U.S. weapons systems’ are increasingly dependent on computers, rendering “nearly all” of them susceptible to cyber attacks, Congress’s watchdog arm reported Tuesday, stressing that the Pentagon “does not know” the full extent of the threat.
A Government Accountability Office (GAO) audit found:
Nearly all weapon system functions are enabled by computers—ranging from basic life support functions, such as maintaining stable oxygen levels in aircraft, to intercepting incoming missiles. DOD has actively sought ways to introduce this automation into weapon systems … Yet this growing dependence on software and IT comes at a price. It significantly expands weapons’ [vulnerabilities to cyber attacks].
The GAO determined that weapons systems developed by the U.S. military from 2012 to 2017 are especially susceptible to cyber attacks.
“We found that from 2012 to 2017, DOD testers routinely found mission-critical cyber vulnerabilities in nearly all weapon systems that were under development,” the watchdog agency declared, later adding, “DOD does not know the full scale of its weapon system vulnerabilities because, for a number of reasons, tests were limited in scope and sophistication.”
In conducting its audit, the GAO reviewed cybersecurity assessment reports from selected weapon systems tested between 2012 and 2017.
GAO auditors revealed that during some assessments, testers were able to hack into weapons systems and take control over them undetected “using relatively simple tools and techniques.”
“Test teams were able to defeat weapon systems cybersecurity controls meant to keep adversaries from gaining unauthorized access to the systems,” the watchdog noted. “In one case, it took a two-person test team just one hour to gain initial access to a weapon system and one day to gain full control of the system they were testing.”

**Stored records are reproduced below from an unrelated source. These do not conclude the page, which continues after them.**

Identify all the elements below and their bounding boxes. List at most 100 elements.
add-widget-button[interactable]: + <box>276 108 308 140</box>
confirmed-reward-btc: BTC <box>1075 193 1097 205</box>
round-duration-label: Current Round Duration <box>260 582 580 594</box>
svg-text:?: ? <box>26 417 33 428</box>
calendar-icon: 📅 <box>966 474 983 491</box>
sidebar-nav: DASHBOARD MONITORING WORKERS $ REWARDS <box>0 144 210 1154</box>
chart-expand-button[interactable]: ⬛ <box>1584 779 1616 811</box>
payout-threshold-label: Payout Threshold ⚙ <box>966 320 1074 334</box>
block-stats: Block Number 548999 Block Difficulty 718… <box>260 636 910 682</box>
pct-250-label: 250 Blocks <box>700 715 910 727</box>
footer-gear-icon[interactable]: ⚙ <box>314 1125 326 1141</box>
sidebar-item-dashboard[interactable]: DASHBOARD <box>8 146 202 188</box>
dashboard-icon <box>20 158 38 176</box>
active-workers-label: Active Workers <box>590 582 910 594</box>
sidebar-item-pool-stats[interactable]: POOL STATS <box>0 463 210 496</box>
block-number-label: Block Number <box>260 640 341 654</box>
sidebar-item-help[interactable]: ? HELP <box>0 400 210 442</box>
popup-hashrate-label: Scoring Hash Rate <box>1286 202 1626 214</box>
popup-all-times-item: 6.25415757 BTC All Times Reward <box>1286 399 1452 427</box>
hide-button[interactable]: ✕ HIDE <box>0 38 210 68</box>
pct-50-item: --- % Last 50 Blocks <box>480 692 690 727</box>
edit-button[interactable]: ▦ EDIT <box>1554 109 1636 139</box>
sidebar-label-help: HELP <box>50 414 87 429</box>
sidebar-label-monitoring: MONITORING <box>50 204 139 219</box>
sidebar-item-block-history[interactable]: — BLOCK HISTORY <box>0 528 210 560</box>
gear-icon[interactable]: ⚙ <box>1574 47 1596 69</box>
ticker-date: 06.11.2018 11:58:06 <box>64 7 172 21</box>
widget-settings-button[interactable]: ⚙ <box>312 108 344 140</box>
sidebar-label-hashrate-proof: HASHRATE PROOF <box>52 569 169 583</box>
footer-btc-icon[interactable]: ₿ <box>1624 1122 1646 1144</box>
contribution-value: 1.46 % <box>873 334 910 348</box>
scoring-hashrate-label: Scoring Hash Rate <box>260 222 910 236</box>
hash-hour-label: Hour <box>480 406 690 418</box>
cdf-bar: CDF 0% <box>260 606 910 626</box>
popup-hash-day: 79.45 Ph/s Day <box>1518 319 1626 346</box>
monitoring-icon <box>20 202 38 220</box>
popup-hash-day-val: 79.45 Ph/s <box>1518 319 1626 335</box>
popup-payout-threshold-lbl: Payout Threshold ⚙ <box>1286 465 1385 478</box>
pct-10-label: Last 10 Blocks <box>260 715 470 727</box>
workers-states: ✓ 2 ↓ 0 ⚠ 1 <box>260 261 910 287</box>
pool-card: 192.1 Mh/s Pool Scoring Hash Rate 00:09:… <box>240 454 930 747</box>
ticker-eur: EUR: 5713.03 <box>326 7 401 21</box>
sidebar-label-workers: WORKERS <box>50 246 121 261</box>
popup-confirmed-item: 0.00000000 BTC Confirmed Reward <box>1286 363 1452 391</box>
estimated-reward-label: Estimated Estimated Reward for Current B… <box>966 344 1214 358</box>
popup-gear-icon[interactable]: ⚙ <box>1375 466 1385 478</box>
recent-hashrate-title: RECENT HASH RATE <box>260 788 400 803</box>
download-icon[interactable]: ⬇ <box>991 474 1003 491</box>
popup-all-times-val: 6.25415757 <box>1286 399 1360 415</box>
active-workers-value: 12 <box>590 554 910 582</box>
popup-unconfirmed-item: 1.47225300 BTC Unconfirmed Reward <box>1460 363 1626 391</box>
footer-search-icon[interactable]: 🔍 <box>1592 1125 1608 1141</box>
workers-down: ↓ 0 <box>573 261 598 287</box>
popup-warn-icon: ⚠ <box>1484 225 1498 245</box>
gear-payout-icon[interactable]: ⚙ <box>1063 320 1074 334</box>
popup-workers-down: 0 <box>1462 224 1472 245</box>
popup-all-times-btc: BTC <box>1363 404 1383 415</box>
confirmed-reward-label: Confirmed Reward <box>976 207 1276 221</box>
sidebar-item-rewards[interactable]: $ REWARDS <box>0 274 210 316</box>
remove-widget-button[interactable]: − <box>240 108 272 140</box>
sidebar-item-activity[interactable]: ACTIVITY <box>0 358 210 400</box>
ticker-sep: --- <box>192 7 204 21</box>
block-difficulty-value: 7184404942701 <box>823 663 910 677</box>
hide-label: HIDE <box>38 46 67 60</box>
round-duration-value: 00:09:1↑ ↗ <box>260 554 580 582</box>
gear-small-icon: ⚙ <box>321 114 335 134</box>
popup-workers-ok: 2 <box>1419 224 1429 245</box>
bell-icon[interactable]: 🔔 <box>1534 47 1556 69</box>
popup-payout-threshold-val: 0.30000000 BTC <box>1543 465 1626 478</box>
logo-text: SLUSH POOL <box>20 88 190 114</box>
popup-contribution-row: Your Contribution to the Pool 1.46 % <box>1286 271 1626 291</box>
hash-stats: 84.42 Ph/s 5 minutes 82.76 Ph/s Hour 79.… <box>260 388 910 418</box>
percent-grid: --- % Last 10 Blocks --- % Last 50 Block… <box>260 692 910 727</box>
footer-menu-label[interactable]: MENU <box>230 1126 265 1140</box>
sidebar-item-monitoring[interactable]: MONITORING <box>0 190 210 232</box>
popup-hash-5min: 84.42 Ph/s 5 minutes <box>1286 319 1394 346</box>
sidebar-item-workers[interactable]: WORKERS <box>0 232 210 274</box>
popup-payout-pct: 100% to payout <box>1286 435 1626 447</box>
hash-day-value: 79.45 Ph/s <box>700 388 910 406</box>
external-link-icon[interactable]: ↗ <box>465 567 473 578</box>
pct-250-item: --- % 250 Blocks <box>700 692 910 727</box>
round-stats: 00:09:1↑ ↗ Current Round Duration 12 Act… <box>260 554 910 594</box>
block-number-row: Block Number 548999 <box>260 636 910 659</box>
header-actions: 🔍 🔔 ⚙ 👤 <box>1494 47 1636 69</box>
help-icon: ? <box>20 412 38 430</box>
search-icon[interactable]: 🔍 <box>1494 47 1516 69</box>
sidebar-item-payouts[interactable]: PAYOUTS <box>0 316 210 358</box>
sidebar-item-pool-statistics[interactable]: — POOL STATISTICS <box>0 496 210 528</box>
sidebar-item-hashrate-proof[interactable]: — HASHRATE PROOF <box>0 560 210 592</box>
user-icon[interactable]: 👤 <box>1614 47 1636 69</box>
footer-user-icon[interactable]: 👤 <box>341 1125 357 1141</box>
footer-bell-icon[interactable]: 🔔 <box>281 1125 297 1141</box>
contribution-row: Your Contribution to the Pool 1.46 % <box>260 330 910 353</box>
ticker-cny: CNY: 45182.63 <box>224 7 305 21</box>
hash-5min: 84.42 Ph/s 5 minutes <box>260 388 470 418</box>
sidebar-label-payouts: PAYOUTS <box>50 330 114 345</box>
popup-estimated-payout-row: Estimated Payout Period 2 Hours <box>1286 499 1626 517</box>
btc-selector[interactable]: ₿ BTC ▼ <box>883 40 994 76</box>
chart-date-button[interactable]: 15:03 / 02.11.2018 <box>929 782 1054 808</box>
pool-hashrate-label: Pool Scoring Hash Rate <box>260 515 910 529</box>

U.S. President Donald Trump’s administration has identified jihadist groups and transnational criminal organizations (TCOs) as well as Russia, China, and to a lesser extent Iran and North Korea as the top cybersecurity threats facing the United States.
“The Department of Defense (DOD) faces mounting challenges in protecting its weapon systems from increasingly sophisticated cyber threats,” GAO cautioned.
According to the watchdog, the Pentagon is expected to spend more than $1.5 trillion to develop its current portfolio of weapon systems that are heavily reliant on computerized automation and connectivity, making them vulnerable to nefarious cyber activities.
Referring to the portfolio, the GAO added:
These weapons are essential to maintaining our nation’s military superiority and for deterrence. It is important that they work when needed, yet cyber attacks have the potential to prevent them from doing so. Cyber attacks can target any weapon subsystem that is dependent on software, potentially leading to an inability to complete military missions or even loss of life.
The GAO urged the Pentagon to take steps to improve its abilities to detect, respond to, and mitigate cyber threats.
“These cyber systems can affect the physical world so the consequences of a cyber attack may be greater than those of attacks on other types of systems,” the auditor emphasized.
The GAO acknowledged that the Pentagon has only recently begun to prioritize cybersecurity in weapon systems acquisitions, noting:
In part, because DOD historically focused on the cybersecurity of its networks but not weapon systems themselves, DOD is in the early stage of trying to understand how to apply cybersecurity to weapon systems. Several DOD officials explained that it will take some time, and possibly some missteps, for the department to learn what works and does not work with respect to weapon systems cybersecurity.
Although DOD has begun to take steps to protect its weapons systems from cyber attacks, it is facing “systemic barriers” to accomplishing its goals.
“DOD is taking steps to improve its understanding of its weapon systems’ vulnerabilities, determine how to mitigate risks from those vulnerabilities, and inform future development of more secure systems,” the GAO revealed.
DOD is facing challenges in hiring and retaining cybersecurity personnel, the GAO pointed out, adding: “In addition, DOD faces barriers to information sharing, which hinder its ability to share vulnerability and threat information within and across programs.”
In September, the Pentagon unveiled its cyber strategy focused on prioritizing defense from cyber attacks and expanding military authority to prevent them.